Sunday, November 18, 2007

The Chains That Bind

The very well known philosopher Socrates had an allegory about a cave, here is an image of it.


Basically, what this metaphore is trying to show is that, the cave is what stops us from growing as a person. In this cave, the fire is the limited truth we know, the puppeteers are what alter the truths we know, and the shadows on the wall are what we are lead to believe. The prisoners are chained there, and have no choice but to stare at this wall. This is trying to show that our chains are what prevent us from getting up and turning our back on the lies (shadows) and going into the light. Thats' where the sayig "to see the light" comes from.


My Cave



Your cave is supposed to be something that holds you back and prevents you from growing as a person; something that interferes with you becoming who you truly are. For me, that’s my fear of failing and of disappointing not only others, but myself as well. People usually forget the times they were mad at you if it was something small, but they always remember the times you let them down. “I’m disappointed in you,” four words that can break my heart faster than any others. Because of this, I began to make all my decisions revolve around what others want, rather than around myself. For me, success became making others happy, which I often thought led to me being happy, but it was all an illusion.



My interpretation of the cave is that the fire is our limited truth, the puppeteers are the things which alter those truths, and the shadows are the lies we are then lead to believe.



My fire would be the good things I see in myself. For example, I sometimes believe that I am good at writing poetry and photography. But then, when I actually write a poem or take a photo, I never feel proud about my piece, even when people compliment me on it. I always feel like I could have done so much better and that I should have done so much better.



In my opinion, all that would be the result of my puppeteers. In my cave, they are represented by my much too high expectations of myself. I set the bar so high for myself that it has come to a point where it is almost physically impossible for me to succeed in my eyes. Sometimes, I push and I push and I push to the point where I am utterly beat, and there is nothing more I could possibly do at that moment to make my work better, and yet, I still feel it is inadequate.



All of the above creates my shadows, which are my views of myself. When I look at myself, I don’t seem to see the same person as others do. I tend to feel insignificant and unworthy of what I have; I always tend to feel not good enough. It’s like every single thing I do is always insufficient. Even if others approve, even if others think it’s wonderful, in my eyes it never is, and never will be.



The chains are what hold me in the cave, what stop be from getting up and going into the light, going to see what so many others see in me.

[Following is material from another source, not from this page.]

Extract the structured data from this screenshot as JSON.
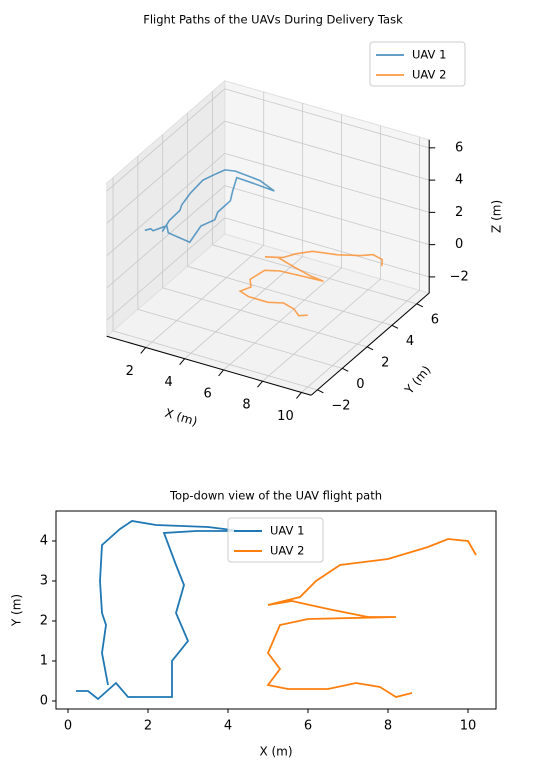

For me, my chains would have to be my negative thoughts, the ones created by the shadows I see. By thinking negatively of myself, it causes me to become hopeless and just give up on myself. In my mind, I’ve failed so many times, success seems almost impossible to me; as if it’s just some myth others get to experience. The thoughts are always “No, I can’t do it” or “I’ll never be able to do this!” and after a while, I just begin to believe them more and more until I reach a point where “I can’t”s are all I know. It seems I’ve adopt the saying “A lie becomes truth if told often enough,.”

If ever I managed to break free of my chains, finally stand up and turn my back on the wall of shadows, I believe I would be able to see myself as so many others do. If ever I walked away from those images and out into the light, I think I’d be able to achieve much more, and grow a lot faster as a person.

But, how I will do so is still a mystery to me; yet if it wasn’t, what purpose would there be to continue living?